We’ve previously discussed the establishment of insectary plants that effect pests in a “Top Down” manner. This term is used because we are providing food and habitat for the top animals in the food chain, the predators and parasites. But we can also manage pests from the “Bottom Up” by manipulating the environment for host plants upon which the pests feed. Intercropping, companion planting and trap cropping are three examples:
Intercropping is the practice of growing two or more crops (usually different families) in the same area. Strip cropping is a derivation of intercropping and is the practice of growing two or more crops in alternating strips across a field. Both practices serve to increase biodiversity and make the habitat less suitable for pest development. Pests find it easier to locate host plants when grown in a monoculture versus a mixed planting. This is based on the “Resource Concentration Hypothesis” which says that plant-feeding insects are more likely to find and stay in more dense and less diverse patches of their host plants. Interplantings of non-host crops may also act as a food source or habitat for beneficial organisms. More research is needed to understand the complex interactions among pests, natural enemies, and mixed crop habitats.
This is a broad topic that refers to the addition of specific plants to enhance the growth and quality of nearby crops. In a pest management context companion plants are usually added to deter or repel pests. The African marigold, for example, releases thiopene—a nematode repellent—making it a good companion for a number of garden crops.

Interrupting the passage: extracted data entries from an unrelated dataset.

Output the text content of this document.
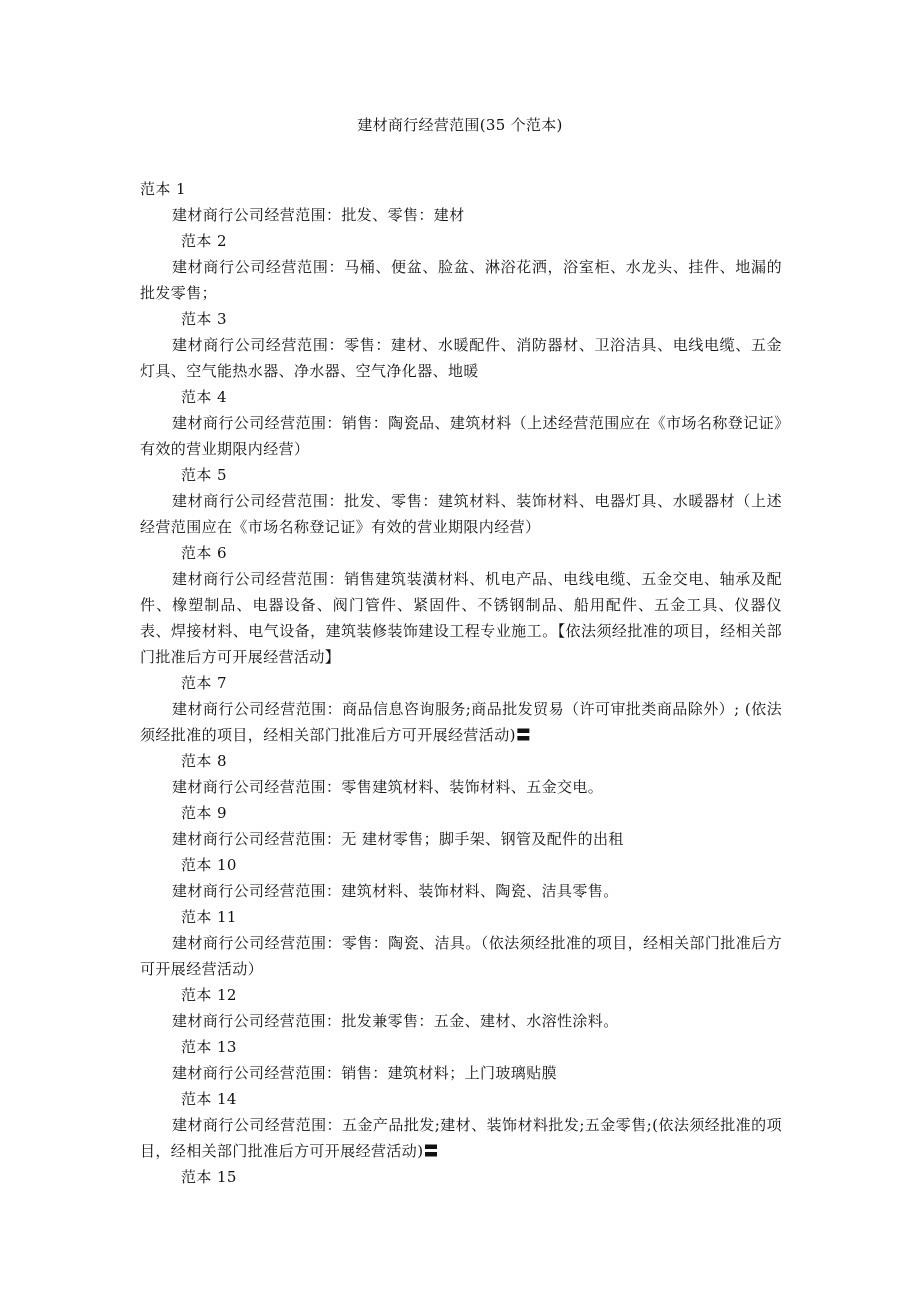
建材商行经营范围(35 个范本)

范本 1

建材商行公司经营范围：批发、零售：建材

范本 2

建材商行公司经营范围：马桶、便盆、脸盆、淋浴花洒，浴室柜、水龙头、挂件、地漏的批发零售；

范本 3

建材商行公司经营范围：零售：建材、水暖配件、消防器材、卫浴洁具、电线电缆、五金灯具、空气能热水器、净水器、空气净化器、地暖

范本 4

建材商行公司经营范围：销售：陶瓷品、建筑材料（上述经营范围应在《市场名称登记证》有效的营业期限内经营）

范本 5

建材商行公司经营范围：批发、零售：建筑材料、装饰材料、电器灯具、水暖器材（上述经营范围应在《市场名称登记证》有效的营业期限内经营）

范本 6

建材商行公司经营范围：销售建筑装潢材料、机电产品、电线电缆、五金交电、轴承及配件、橡塑制品、电器设备、阀门管件、紧固件、不锈钢制品、船用配件、五金工具、仪器仪表、焊接材料、电气设备，建筑装修装饰建设工程专业施工。【依法须经批准的项目，经相关部门批准后方可开展经营活动】

范本 7

建材商行公司经营范围：商品信息咨询服务;商品批发贸易（许可审批类商品除外）; (依法须经批准的项目，经相关部门批准后方可开展经营活动)〓

范本 8

建材商行公司经营范围：零售建筑材料、装饰材料、五金交电。

范本 9

建材商行公司经营范围：无 建材零售；脚手架、钢管及配件的出租

范本 10

建材商行公司经营范围：建筑材料、装饰材料、陶瓷、洁具零售。

范本 11

建材商行公司经营范围：零售：陶瓷、洁具。（依法须经批准的项目，经相关部门批准后方可开展经营活动）

范本 12

建材商行公司经营范围：批发兼零售：五金、建材、水溶性涂料。

范本 13

建材商行公司经营范围：销售：建筑材料；上门玻璃贴膜

范本 14

建材商行公司经营范围：五金产品批发;建材、装饰材料批发;五金零售;(依法须经批准的项目，经相关部门批准后方可开展经营活动)〓

范本 15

A recent study on the effects of non-host companion plants on host finding by the cabbage root fly and onion fly demonstrated that companion plant odor had little or no effect, but that plant size, leaf area and color were the most important factors in disrupting host location.
Figure 8. Example of companion planting (from left to right; lettuce, cabbage and sunflower).

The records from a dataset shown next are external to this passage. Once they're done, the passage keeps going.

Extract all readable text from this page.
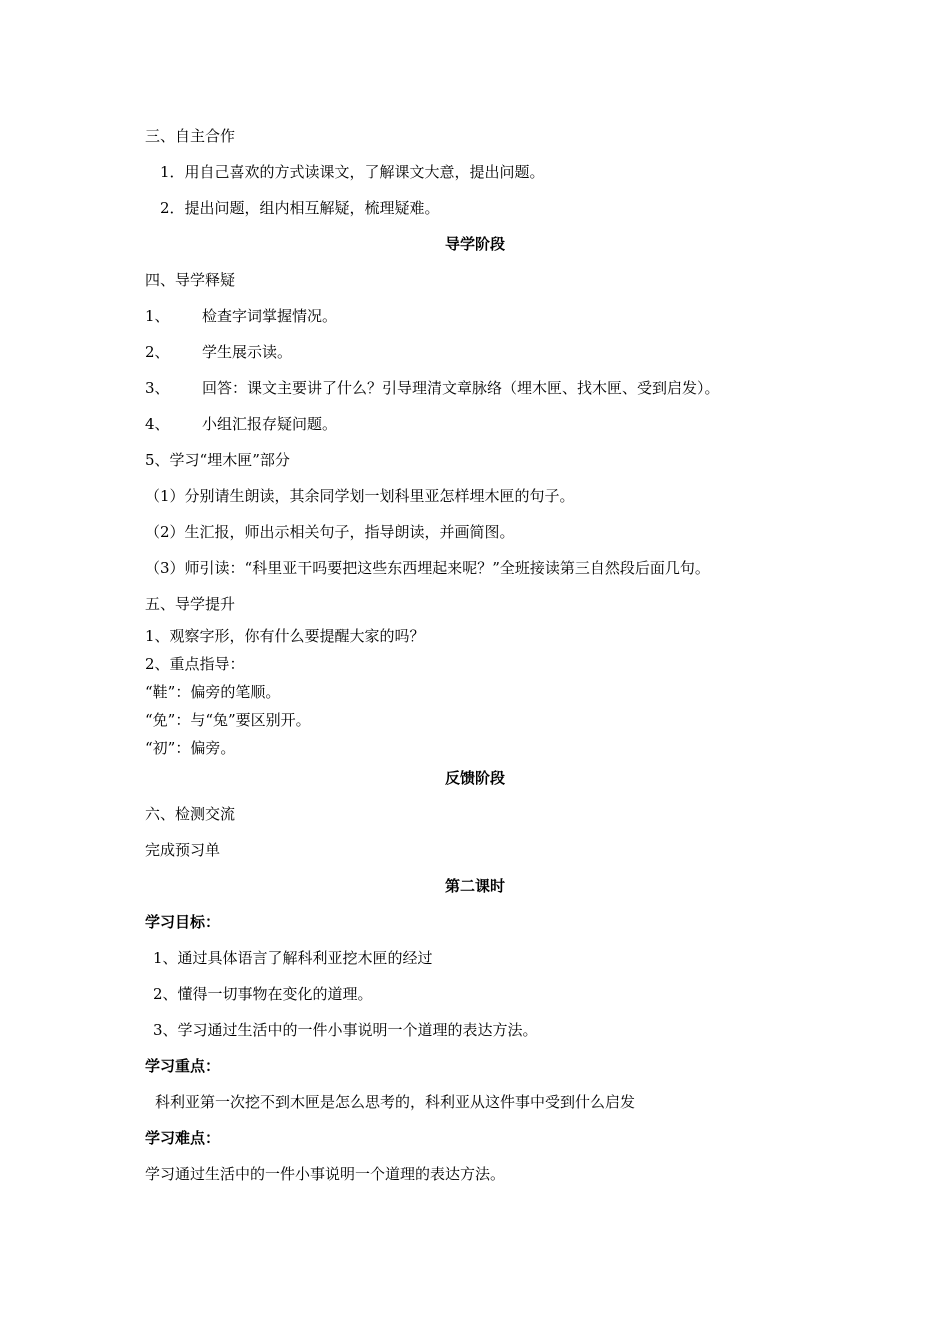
三、自主合作
1．用自己喜欢的方式读课文，了解课文大意，提出问题。
2．提出问题，组内相互解疑，梳理疑难。
导学阶段
四、导学释疑
1、 检查字词掌握情况。
2、 学生展示读。
3、 回答：课文主要讲了什么？引导理清文章脉络（埋木匣、找木匣、受到启发）。
4、 小组汇报存疑问题。
5、学习“埋木匣”部分
（1）分别请生朗读，其余同学划一划科里亚怎样埋木匣的句子。
（2）生汇报，师出示相关句子，指导朗读，并画简图。
（3）师引读：“科里亚干吗要把这些东西埋起来呢？”全班接读第三自然段后面几句。
五、导学提升
1、观察字形，你有什么要提醒大家的吗？
2、重点指导：
“鞋”：偏旁的笔顺。
“免”：与“兔”要区别开。
“初”：偏旁。
反馈阶段
六、检测交流
完成预习单
第二课时
学习目标：
1、通过具体语言了解科利亚挖木匣的经过
2、懂得一切事物在变化的道理。
3、学习通过生活中的一件小事说明一个道理的表达方法。
学习重点：
科利亚第一次挖不到木匣是怎么思考的，科利亚从这件事中受到什么启发
学习难点：
学习通过生活中的一件小事说明一个道理的表达方法。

A trap crop is a crop that is planted to lure insect pests away from the cash crop. The trap crop can be a different plant species, a different variety, or just a different growth stage of the same species, as long as it is more attractive to the pests when they are present. Successful use of trap crops is challenging. The trap crop must be more attractive to the pest than the cash crop, and steps must be taken to ensure that the pests in the trap crop don’t later migrate to the cash crop.
Trap crops are not effective against pests that are weak fliers and/or are wind-dispersed (e.g., aphids, spider mites). Trap crops were originally designed to be used in conventional systems where insecticides could be used to kill the pests in the trap crop. In organic systems approved insecticides can be used, but pests can also be eliminated by crop destruction. The timing is critical – destruction too early or too late can negate the trap crop effects or even result in mass pest migration to the cash crop.
Figure 9. Alfalfa planted as a trap crop in strawberries to control tarnished plant bug. Photo credit: Sean Swezey (University of California) and the Organic Farming Research Foundation.
References and Citations
Dufour, R. Farmscaping to enhance biological control: Pest management systems guide [Online]. NCAT. ATTRA-National Sustainable Agriculture Information Service. Available at: https://attra.ncat.org/product/farmscaping-to-enhance-biological-control/ (verified 25 Nov 2019).
Gurr, M. S.D. Wratten & M.A.Altieri (eds.) 2004. Ecological engineering for pest management: Advances in Habitat Manipulation for Arthropods CABI Publishing, Ithaca, NY.
Zehnder et al. 2007. Arthropod pest management in organic crops. Annual Review of Entomology. 52: 57-80.